The landing of the probe was surprisingly soft. It penetrated about six inches into a muddy surface. The probe's own heat may have partially melted the landing site, cushioning the 10 MPH final speed of the descent. In consistency, the landing area was like moist clay mixed with sand. There was at that point also a burst of methane gas around the craft, perhaps due to hydrocarbon ice rocks having liquefied and partly boiled off.

Here are some of the preliminary results primarily from the Huygens probe, besides voluminous added info provided by Cassini about Jupiter, Saturn, its many rings, Titan, and Saturn's other moons:

Mosaic of 9 images taken by Cassini during the first close flyby of Titan, on Oct. 26, 2004, NASA/JPL/Space Science Institute

  • In contrast to that produced on the early Earth, the methane on Titan is almost certainly not from life as we know it, and the amount of it dwarfs even the vast atmospheric quantities prevailing here 2-3 billion years ago. In great storms, the methane likely rains down from saturated hydrocarbon clouds, collects from highlands into gully-washer channels, joins existing methane lakes and rivers (some apparently quite large), perhaps even great shallow methane seas, and then evaporates into the Titan air once more or cools and hardens into new methane ice rock, a continuous cycle, acting in its climate much as water does in ours. Huygens is believed to have landed on the bank of a methane lake overlooking a vista that may at times be a vast sea. From Huygens' final resting place, the horizon includes a thin rubble of small (from about one to several inches long) dirty water ice rocks in a pervasively yellow-orange overcast. In view of the minimal light reaching Titan's surface (.1% of what reaches the surface on Earth), it seems almost a miracle that any light, much less color, is discernable.

  • It is possible a little Titan water is liquefied from time to time by asteroid strikes or boils up in geysers or springs toward the surface from hotter regions well below, much as Earth's geothermal activity sometimes melts rock and sends it off in molten lava form, but on the surface it either chemically bonds, as its constituent oxygen or hydrogen, with other elements or else, more commonly, it quickly forms some of the rocks of a hard landscape already pictured for us by the Huygens probe. The rest of the solid portion of the surface is believed to be primarily dirty hydrocarbon ice.
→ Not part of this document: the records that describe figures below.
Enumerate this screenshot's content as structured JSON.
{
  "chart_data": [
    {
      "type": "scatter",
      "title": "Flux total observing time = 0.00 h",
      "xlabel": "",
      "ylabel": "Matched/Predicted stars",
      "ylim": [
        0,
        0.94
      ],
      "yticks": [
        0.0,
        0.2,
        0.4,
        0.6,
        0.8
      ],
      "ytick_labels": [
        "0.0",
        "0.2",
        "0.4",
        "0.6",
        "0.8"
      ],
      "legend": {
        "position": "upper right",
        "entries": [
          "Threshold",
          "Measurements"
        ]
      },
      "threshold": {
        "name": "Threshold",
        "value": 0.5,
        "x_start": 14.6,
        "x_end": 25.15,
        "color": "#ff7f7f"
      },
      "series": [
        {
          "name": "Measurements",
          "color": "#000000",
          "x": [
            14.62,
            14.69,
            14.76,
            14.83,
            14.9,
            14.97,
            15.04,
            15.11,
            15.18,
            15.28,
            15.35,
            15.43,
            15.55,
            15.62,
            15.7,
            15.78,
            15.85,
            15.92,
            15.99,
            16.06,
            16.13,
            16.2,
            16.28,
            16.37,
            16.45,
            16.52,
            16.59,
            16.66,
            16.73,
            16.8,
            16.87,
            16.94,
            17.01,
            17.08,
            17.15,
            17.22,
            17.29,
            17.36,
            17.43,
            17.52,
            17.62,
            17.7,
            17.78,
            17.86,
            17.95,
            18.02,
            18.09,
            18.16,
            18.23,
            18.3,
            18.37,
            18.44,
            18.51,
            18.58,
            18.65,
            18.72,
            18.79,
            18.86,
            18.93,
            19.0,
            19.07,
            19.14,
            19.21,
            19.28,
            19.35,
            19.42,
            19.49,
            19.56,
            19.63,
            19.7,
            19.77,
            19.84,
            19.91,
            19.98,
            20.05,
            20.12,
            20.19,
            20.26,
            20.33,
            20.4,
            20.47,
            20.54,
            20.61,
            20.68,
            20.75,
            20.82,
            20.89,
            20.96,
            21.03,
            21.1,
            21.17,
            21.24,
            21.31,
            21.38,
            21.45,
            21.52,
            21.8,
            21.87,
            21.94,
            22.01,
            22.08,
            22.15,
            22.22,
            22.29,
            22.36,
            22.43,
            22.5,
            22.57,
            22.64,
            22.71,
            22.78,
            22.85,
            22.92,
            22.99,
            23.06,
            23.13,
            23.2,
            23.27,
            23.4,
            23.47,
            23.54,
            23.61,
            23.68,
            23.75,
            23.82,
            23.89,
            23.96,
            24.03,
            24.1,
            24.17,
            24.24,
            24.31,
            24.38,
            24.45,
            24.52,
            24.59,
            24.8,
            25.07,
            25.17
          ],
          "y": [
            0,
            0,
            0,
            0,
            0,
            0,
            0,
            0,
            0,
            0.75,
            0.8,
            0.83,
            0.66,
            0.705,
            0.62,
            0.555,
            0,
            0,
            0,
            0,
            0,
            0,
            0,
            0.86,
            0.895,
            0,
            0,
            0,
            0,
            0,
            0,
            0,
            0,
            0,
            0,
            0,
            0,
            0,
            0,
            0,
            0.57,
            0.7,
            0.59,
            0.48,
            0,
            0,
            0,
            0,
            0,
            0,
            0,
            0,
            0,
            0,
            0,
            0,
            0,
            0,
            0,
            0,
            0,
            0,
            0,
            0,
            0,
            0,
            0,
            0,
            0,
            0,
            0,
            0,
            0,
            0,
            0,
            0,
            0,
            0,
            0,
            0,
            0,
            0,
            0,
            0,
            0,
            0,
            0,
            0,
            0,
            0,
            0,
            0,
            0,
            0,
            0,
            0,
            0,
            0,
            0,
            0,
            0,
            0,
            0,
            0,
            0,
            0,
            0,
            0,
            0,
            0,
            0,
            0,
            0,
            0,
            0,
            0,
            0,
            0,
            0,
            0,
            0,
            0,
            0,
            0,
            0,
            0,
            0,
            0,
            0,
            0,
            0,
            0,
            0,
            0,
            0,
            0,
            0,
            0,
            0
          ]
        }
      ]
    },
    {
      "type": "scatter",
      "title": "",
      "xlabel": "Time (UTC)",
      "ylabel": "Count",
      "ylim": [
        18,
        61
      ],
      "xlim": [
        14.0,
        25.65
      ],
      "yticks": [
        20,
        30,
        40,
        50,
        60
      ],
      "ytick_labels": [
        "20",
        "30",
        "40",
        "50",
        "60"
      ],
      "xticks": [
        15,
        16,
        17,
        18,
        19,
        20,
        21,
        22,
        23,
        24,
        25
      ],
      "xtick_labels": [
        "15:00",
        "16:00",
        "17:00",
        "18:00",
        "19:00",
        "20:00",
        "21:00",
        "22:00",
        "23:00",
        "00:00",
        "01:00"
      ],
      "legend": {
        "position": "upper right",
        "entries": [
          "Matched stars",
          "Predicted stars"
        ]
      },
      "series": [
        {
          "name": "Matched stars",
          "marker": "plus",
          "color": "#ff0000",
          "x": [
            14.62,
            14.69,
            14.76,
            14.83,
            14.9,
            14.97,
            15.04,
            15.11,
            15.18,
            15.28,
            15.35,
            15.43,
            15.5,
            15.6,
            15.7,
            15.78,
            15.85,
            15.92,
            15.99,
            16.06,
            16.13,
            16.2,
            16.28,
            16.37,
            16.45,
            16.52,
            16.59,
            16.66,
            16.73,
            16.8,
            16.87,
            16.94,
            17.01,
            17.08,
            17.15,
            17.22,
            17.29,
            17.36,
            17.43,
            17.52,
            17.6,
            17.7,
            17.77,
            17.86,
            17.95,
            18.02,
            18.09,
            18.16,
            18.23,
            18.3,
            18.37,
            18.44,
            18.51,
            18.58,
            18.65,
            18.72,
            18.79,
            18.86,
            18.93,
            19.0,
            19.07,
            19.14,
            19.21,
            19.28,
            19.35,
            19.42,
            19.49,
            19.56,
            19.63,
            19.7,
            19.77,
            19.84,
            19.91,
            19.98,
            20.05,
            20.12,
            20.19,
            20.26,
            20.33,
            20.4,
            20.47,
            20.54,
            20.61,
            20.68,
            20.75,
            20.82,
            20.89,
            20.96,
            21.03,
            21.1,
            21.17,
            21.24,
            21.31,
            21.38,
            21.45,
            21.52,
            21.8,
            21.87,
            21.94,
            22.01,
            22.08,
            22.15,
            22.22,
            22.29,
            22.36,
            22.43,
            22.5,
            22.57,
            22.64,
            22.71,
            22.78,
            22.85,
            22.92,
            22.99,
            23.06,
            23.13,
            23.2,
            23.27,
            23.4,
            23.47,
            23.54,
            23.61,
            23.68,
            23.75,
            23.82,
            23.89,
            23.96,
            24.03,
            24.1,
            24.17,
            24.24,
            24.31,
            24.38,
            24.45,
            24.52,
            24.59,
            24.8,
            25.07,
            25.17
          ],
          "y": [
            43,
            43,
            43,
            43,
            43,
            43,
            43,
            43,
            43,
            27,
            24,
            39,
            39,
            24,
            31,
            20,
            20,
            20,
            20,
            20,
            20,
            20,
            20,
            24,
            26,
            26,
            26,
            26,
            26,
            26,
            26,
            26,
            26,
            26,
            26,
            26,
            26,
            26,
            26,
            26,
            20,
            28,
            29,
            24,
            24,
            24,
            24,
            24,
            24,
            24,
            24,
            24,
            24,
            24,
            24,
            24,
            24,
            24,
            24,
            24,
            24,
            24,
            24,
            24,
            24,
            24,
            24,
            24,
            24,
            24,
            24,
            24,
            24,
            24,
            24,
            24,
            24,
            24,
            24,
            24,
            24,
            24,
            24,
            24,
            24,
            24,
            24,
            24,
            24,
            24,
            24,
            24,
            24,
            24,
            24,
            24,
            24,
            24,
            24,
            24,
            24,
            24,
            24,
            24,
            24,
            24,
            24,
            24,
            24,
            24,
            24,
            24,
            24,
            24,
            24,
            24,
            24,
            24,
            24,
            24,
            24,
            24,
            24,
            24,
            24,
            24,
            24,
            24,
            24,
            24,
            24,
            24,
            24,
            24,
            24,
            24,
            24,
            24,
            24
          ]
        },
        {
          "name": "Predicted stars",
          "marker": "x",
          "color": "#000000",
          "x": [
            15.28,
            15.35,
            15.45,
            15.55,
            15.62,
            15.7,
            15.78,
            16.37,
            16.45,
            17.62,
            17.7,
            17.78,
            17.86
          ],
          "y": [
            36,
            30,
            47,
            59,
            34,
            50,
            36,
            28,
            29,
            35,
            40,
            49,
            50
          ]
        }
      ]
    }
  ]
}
  • Some of the rocks, particularly the water ice ones, appear weathered or eroded, probably from the effects of liquid methane streams washing over them. There was some evidence too of methane springs.

  • There are images of islands in a (probably methane) darker liquid. Others show dark channels of apparently liquid methane, while lighter streaks suggest frozen streams of water ice, that perhaps had been squeezed out onto the surface. Still other patterns of streaks, white against a darker, lower altitude background, are thought to have been methane or ethane ground fog formations.

The findings mentioned were mainly gleaned from only the first week after Huygens had landed on Titan and begun sending back pictures. As the reams of additional information from the probe are analyzed and their findings coupled with the hundreds of images, much more will be known in the years ahead, not merely about Titan, in 2005, but also perhaps about the solar system's third planet, over 2 billion years ago.


Sources:

Saturn At Last. J. Lunine in Scientific American, Vol. 290, No. 6, pages 56-63; June, 2004.

Titan Touchdown. R. Talcott in Astronomy, Vol. 33, No. 4, pages 36-41; April, 2005.

When Methane Made Climate. J. Kasting in Scientific American, Vol. 291, No. 1, pages 78-85; July, 2004.